Minister for Tourism, Culture, Arts, Gaeltacht, Sport and Media Catherine Martin has announced that the first payments for the Basic Income for the Arts (BIA) pilot has begun. 2,000 recipients will receive a basic income of 325 per week euro (on a monthly basis) for three years as part of the research programme. Payments will be backdated to August 29, when the successful applicants were told they would receive Basic Income.
Artists in receipt of BIA will report on their standards of living over three years, along with 1,000 unsuccessful applicants who will also report on their standards of living. The Government will measure their standards of living against the standards of those with basic income. Through this, the pilot scheme can evaluate the need for basic income for all artists in the future.
Ireland is one of the first countries in the world to introduce a Basic Income for the Arts. The current Programme for Government also committed to introducing a pilot universal basic income scheme.

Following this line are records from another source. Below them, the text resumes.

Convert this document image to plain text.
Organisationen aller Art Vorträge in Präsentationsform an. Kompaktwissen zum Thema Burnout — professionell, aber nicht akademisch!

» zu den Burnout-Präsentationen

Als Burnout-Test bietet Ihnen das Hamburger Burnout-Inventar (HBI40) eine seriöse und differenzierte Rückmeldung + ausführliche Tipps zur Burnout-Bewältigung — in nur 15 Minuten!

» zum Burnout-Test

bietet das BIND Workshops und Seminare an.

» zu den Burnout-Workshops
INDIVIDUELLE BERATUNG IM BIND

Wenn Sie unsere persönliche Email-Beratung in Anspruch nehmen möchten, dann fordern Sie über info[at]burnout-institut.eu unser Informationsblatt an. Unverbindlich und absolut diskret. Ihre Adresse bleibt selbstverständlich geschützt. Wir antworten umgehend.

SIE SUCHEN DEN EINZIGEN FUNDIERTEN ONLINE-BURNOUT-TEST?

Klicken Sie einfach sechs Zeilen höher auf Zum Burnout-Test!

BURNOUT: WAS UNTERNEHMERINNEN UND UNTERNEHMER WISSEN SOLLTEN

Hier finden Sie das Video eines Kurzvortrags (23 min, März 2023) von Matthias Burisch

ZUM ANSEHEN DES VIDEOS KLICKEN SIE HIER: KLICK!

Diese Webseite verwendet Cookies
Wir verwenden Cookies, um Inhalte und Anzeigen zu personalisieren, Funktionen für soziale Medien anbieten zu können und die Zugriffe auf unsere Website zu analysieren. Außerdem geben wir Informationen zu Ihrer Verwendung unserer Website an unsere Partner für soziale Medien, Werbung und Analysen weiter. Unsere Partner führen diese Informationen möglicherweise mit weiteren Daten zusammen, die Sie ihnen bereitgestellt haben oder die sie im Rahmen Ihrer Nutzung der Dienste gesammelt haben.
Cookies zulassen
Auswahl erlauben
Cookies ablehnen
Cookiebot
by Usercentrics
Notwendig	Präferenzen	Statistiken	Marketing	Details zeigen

The BIA Scheme was first introduced in the latest Programme for Government. Applications opened for artists to apply for BIA in April, and closed again in May. 9,000 artists and creatives applied for the Basic Income scheme. Applications are to be selected at random and are not means-tested.
Successful applicants were planned to be chosen and informed in June, according to previous reports. However, selection of candidates was delayed to July and then delayed again in August. Previous reports feared that the scheme would not be rolled out until October. However, the Government was able to meet their third deadline and provide income to artists across Ireland.
According to the Government, the selected applicants “includes representatives from all art forms, age groups, ethnicities and counties.” The successful applicants include 707 visual artists, 584 musicians, 204 filmmakers, 184 writers, and 173 artists working in theatre. There are also 32 dancers and choreographers, 13 circus artists and 10 architects in the scheme. 54 artists selected work through the Irish language.
Basic Income for the Arts was the main recommendation of the Arts and Culture Recovery Taskforce, who also recommended increasing training supports for artists and a programme focused on the physical and mental well being of artists.